Ancak günümüz koşullarında kişilerin birbirlerinin yaptıklarından en azından haberdar olması lazım ki; belki bizde onlardan etkilenip bir şeyler yapmaya karar veririz.
Bütün bunları neden anlattığıma gelirsek; yakın zamanda Filistin de büyük acılar yaşandığını biliyorsunuz…
Kime sorsak aynı duyguyu paylaşıyor ve buna sebep olanları lanetliyor; bazı malları boykot ederek destek vermeye çalışıyor. Hiçbir şey yapmamaktan iyidir elbette.
Ancak; bu durumdan mağdur olan insanların, manevi desteğin yanı sıra maddi olarak ta desteğe ihtiyaç duyduğunu biliyoruz (ilaç olsun gıda olsun giysi olsun yada her neyse)
Bizzat oraya yardım götürecek imkanımız yok! Ancak buna yardımcı olan pek çok dernek var. Sitelerine girince online bağış imkanı da var. Bende bağış yapmayı düşünüyorum ancak hesapta bir sorun oluştu ve internetten para gönderemedim.
Neyse bankaya gittim ve üç ayrı derneğe Filistin için bağışta bulundum. Banka görevlisi oldukça ciddi biçimde “Siz öğretmen misiniz? “dedi.
Böyle düşünmekte haklıydı ; ancak okulda toplanan paraların yardım derneklerine yatırıldığını görmüş; benim bağışımın bireysel bir hareket olacağını düşünmemişti!
İnanın insan olarak çok üzüldüm; yeri geldiğinde mangalda kül bırakmayan bizler neden konu paraya gelince bu kadar ketum oluyoruz?
Bize bu nimetleri veren; elbet istediği an onu bizim elimizden alabilirde.
Bu gün o insanlar yardıma muhtaç ve bizim; az veya çok elimizden ne geliyorsa yardım etmek üzerimize borç.
Cömertlik çok güzel bir vasıftır, ve Allah rızası için verilen şeyler eksilmez aksine bereket olarak bize geri döner.
(not: Ziraat bankasına gittiğiniz zaman havale masrafı ödemeksizin pek çok derneğe bağışta bulunabiliyorsunuz!)
Evet bu konuyu da araya katıştırdıktan sonra gelelim ocak ayında kontrole :)

Bu kovana arı silktiğimde neredeyse bir avuç arı vardı. Şimdi yaşaması mucize İnşallah bahara kat atacağım:)
Çerçevelerin ölçüsü bir karışımdan az büyük. Bu arada ne kadar cesur olduğum gözükmekte. Ufaklıkları çıplak elle değil ama muayene eldiveniyle açabiliyorum:) Benim için süper bir gelişme. Diğer kovanları kalın eldivenle açıyorum çünkü !

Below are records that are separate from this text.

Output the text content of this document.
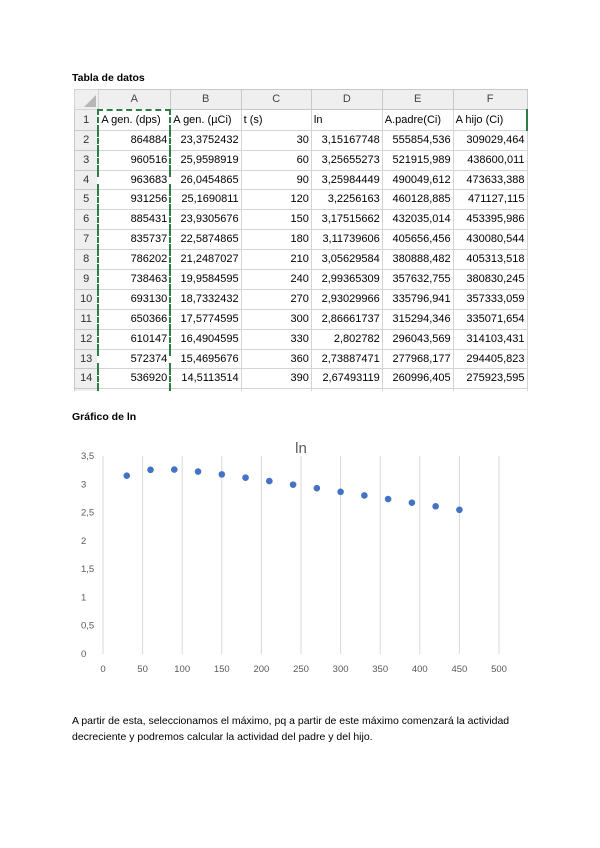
Tabla de datos
	A	B	C	D	E	F
1	A gen. (dps)	A gen. (µCi)	t (s)	ln	A.padre(Ci)	A hijo (Ci)
2	864884	23,3752432	30	3,15167748	555854,536	309029,464
3	960516	25,9598919	60	3,25655273	521915,989	438600,011
4	963683	26,0454865	90	3,25984449	490049,612	473633,388
5	931256	25,1690811	120	3,2256163	460128,885	471127,115
6	885431	23,9305676	150	3,17515662	432035,014	453395,986
7	835737	22,5874865	180	3,11739606	405656,456	430080,544
8	786202	21,2487027	210	3,05629584	380888,482	405313,518
9	738463	19,9584595	240	2,99365309	357632,755	380830,245
10	693130	18,7332432	270	2,93029966	335796,941	357333,059
11	650366	17,5774595	300	2,86661737	315294,346	335071,654
12	610147	16,4904595	330	2,802782	296043,569	314103,431
13	572374	15,4695676	360	2,73887471	277968,177	294405,823
14	536920	14,5113514	390	2,67493119	260996,405	275923,595

Gráfico de ln
ln
0	50	100 150 200 250 300 350 400 450 500
0
0,5
1
1,5
2
2,5
3
3,5
A partir de esta, seleccionamos el máximo, pq a partir de este máximo comenzará la actividad decreciente y podremos calcular la actividad del padre y del hijo.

Tabii şu anda üzerimde maskede var onu görmüyorsunuz:)




Sonra buda yetmedi çok fazla hareket olmayan bir kovanı açtım. Durumunu merak ettim. Göbekte günlük yumurtalı gözler gördüm. Bal stoğu yerinde.

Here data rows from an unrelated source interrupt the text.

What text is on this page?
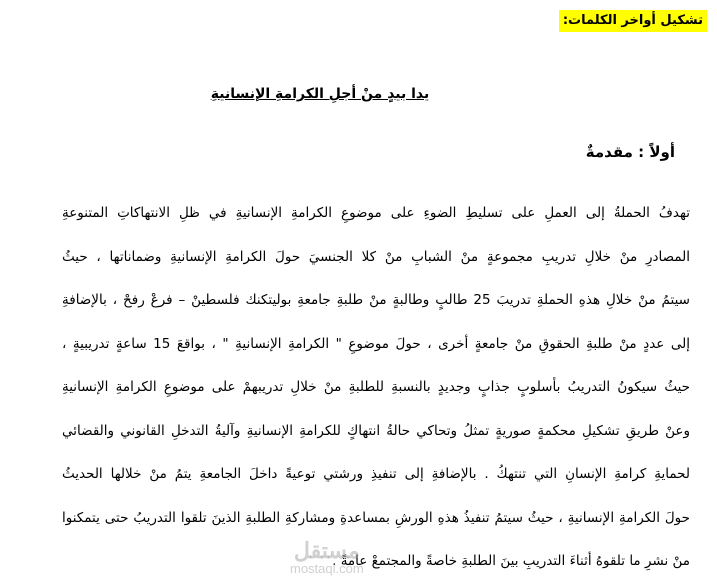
تشكيل أواخر الكلمات:
يدا بيدٍ منْ أجلِ الكرامةِ الإنسانيةِ
أولاً : مقدمةٌ
تهدفُ الحملةُ إلى العملِ على تسليطِ الضوءِ على موضوعِ الكرامةِ الإنسانيةِ في ظلِ الانتهاكاتِ المتنوعةِ
المصادرِ منْ خلالِ تدريبِ مجموعةٍ منْ الشبابِ منْ كلا الجنسيَ حولَ الكرامةِ الإنسانيةِ وضماناتها ، حيثُ
سيتمُ منْ خلالِ هذهِ الحملةِ تدريبَ 25 طالبٍ وطالبةٍ منْ طلبةِ جامعةِ بوليتكنك فلسطينْ – فرعْ رفحْ ، بالإضافةِ
إلى عددٍ منْ طلبةِ الحقوقِ منْ جامعةٍ أخرى ، حولَ موضوعِ " الكرامةِ الإنسانيةِ " ، بواقعَ 15 ساعةٍ تدريبيةٍ ،
حيثُ سيكونُ التدريبُ بأسلوبٍ جذابٍ وجديدٍ بالنسبةِ للطلبةِ منْ خلالِ تدريبهمْ على موضوعِ الكرامةِ الإنسانيةِ
وعنْ طريقِ تشكيلِ محكمةٍ صوريةٍ تمثلُ وتحاكي حالةُ انتهاكٍ للكرامةِ الإنسانيةِ وآليةُ التدخلِ القانوني والقضائي
لحمايةِ كرامةِ الإنسانِ التي تنتهكُ . بالإضافةِ إلى تنفيذِ ورشتي توعيةً داخلَ الجامعةِ يتمُ منْ خلالها الحديثُ
حولَ الكرامةِ الإنسانيةِ ، حيثُ سيتمُ تنفيذُ هذهِ الورشِ بمساعدةِ ومشاركةِ الطلبةِ الذينَ تلقوا التدريبُ حتى يتمكنوا
منْ نشرِ ما تلقوهُ أثناءَ التدريبِ بينَ الطلبةِ خاصةً والمجتمعْ عامةً .
مستقل
mostaql.com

Hatta sanıyorum ki bu bal mevzusunu ben fazla abarttım. Arılar bu balları yemezlerse yavru yapacak yeri biraz zor bulurlar! Buda yanlış bir uygulama.
Arıların kış salkımı yapması için çerçevede boşluklar olması gerektiği söylenir; ben aç kalmasınlar diye bloke çerçeveleri kovanlara verdim. Kovanların bazıları mum kırıntısı atıyor ki açlıktan değil yer açmak için tırmalıyorlar!
Havalar mevsim normallerinde değil. Buğday tarlaları yağmur ve güzel havadan çoşmuş vaziyette. Ağaçlar kabarma yapmış arılar yavruya başlamış. Henüz ocak ayındayız? Eğer hava böyle giderde sonra iyi bir ayaz yaparsa meyve falan hiçbir şey kalmaz. Ne yapalım bizde kalanlarla idare ederiz:)
Kovanlarımın giriş delikleri oldukça açık konumda. Nem olmasın diye havalandırıyordum. Şimdi yavru başlamış daraltayım mı; daraltmayım mı karar veremedim?